Residential tenancy databases

13.66 Residential tenancy databases (RTDs) are also discussed in Chapter 17. RTDs are electronic databases operated by private companies that contain information about tenants, including their rental history. The purpose of such databases is to enable real estate agents to assess ‘business risk’ on behalf of the property owner. The listings on the database are based on information provided by real estate agents to the database operators. Listings are generally collected from across Australia and can be accessed nationally.

13.67 A number of inquiries have recognised the need for national consistency in the regulation of RTDs. As RTDs contain personal information, they are generally subject to the private sector provisions of the Privacy Act. They are also regulated by legislation in some states and territories. While the states and territories can regulate the actions of the lessors and agents in their jurisdictions, they lack the power to regulate effectively the RTD operators based in other jurisdictions.

13.68 Stakeholders raised a number of concerns about the operation of RTDs, including that: prospective tenants often will have little choice but to consent to a real estate agent passing information on to RTD operators; information stored on RTDs is sometimes inaccurate; and tenants sometimes have difficulties in finding out whether they are listed on RTDs. The ALRC also heard that inconsistent state and territory legislation in relation to RTDs causes a number of problems.

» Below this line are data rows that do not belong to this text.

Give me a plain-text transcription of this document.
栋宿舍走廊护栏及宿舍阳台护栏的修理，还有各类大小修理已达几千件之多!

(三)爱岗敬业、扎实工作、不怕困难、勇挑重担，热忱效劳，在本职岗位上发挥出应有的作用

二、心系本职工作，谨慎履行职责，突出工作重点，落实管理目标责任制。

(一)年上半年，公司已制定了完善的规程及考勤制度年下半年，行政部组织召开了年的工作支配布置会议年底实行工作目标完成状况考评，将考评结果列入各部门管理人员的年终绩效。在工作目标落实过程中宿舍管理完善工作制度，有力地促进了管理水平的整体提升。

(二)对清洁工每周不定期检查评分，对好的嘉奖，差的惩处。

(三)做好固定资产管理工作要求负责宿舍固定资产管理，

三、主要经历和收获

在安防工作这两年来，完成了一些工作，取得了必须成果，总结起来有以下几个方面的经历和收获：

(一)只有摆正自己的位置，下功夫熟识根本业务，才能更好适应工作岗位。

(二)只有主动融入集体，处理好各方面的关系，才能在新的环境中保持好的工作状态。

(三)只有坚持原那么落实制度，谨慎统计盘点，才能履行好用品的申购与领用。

13.69 The states and territories should enact legislation that addresses the relationship between the agent and the tenant. Issues to be covered include informing the tenant of the use of RTDs and the collection of information; and the way that agents interact with RTDs, including such matters as controlling the information provided by agents to RTDs.

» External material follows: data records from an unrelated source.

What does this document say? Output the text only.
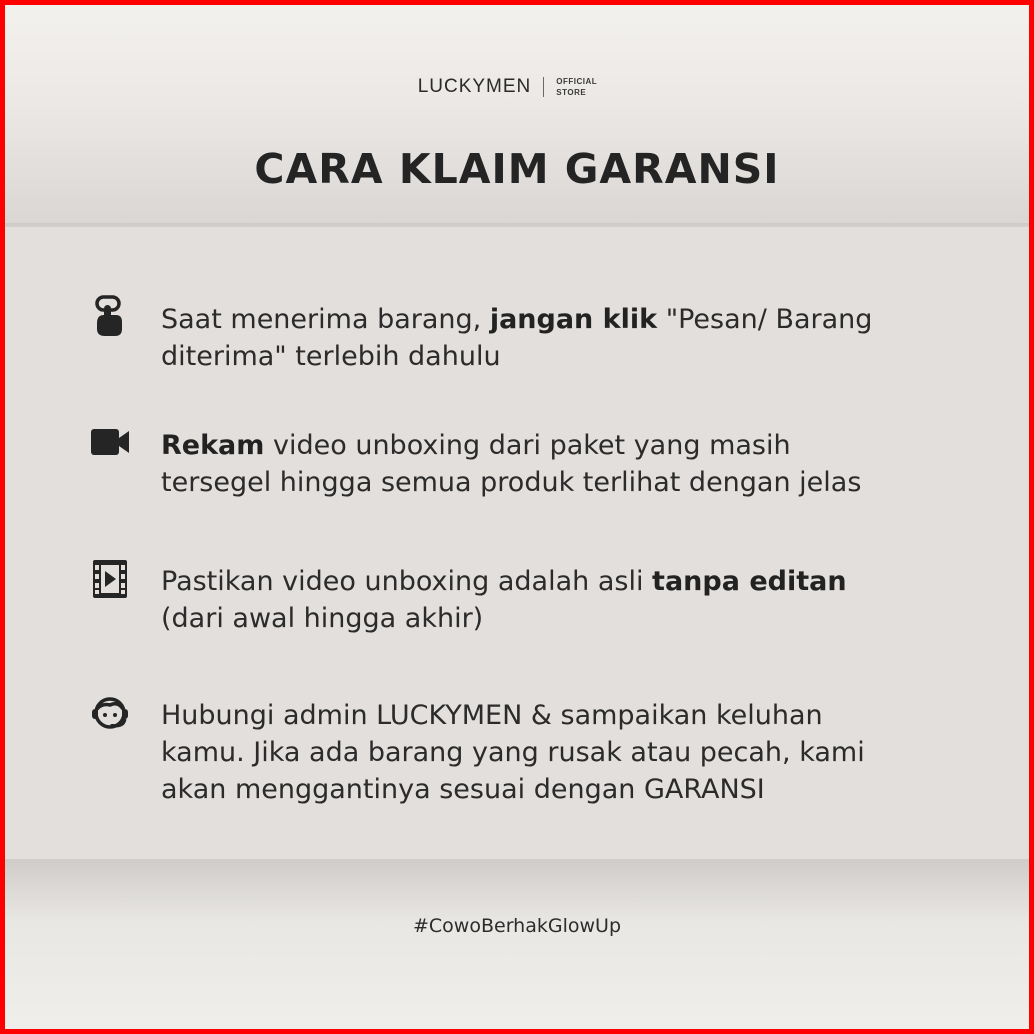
LUCKYMEN	OFFICIAL
STORE
CARA KLAIM GARANSI
Saat menerima barang, jangan klik "Pesan/ Barang
diterima" terlebih dahulu
Rekam video unboxing dari paket yang masih
tersegel hingga semua produk terlihat dengan jelas
Pastikan video unboxing adalah asli tanpa editan
(dari awal hingga akhir)
Hubungi admin LUCKYMEN & sampaikan keluhan
kamu. Jika ada barang yang rusak atau pecah, kami
akan menggantinya sesuai dengan GARANSI
#CowoBerhakGlowUp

13.70 Further, all RTD operators should be regulated by the Privacy Act, regardless of whether they are small business operators or whether they gain consent for the collection or disclosure of an individual’s personal information. The ALRC does not recommend binding rules to regulate RTD operators, however, the Australian Government should continue to monitor the use and operation of RTDs in order to determine whether it should promulgate regulations under the Privacy Act to regulate RTD operators.

[17] On 28 March 2007, the Information Privacy Bill 2007 (WA) was introduced into the Western Australian Parliament. The Bill proposes to regulate the handling of personal information in the state public sector and the handling of health information by the public and private sectors in Western Australia. In May 2008, the Bill had been read for a second time in the Legislative Council.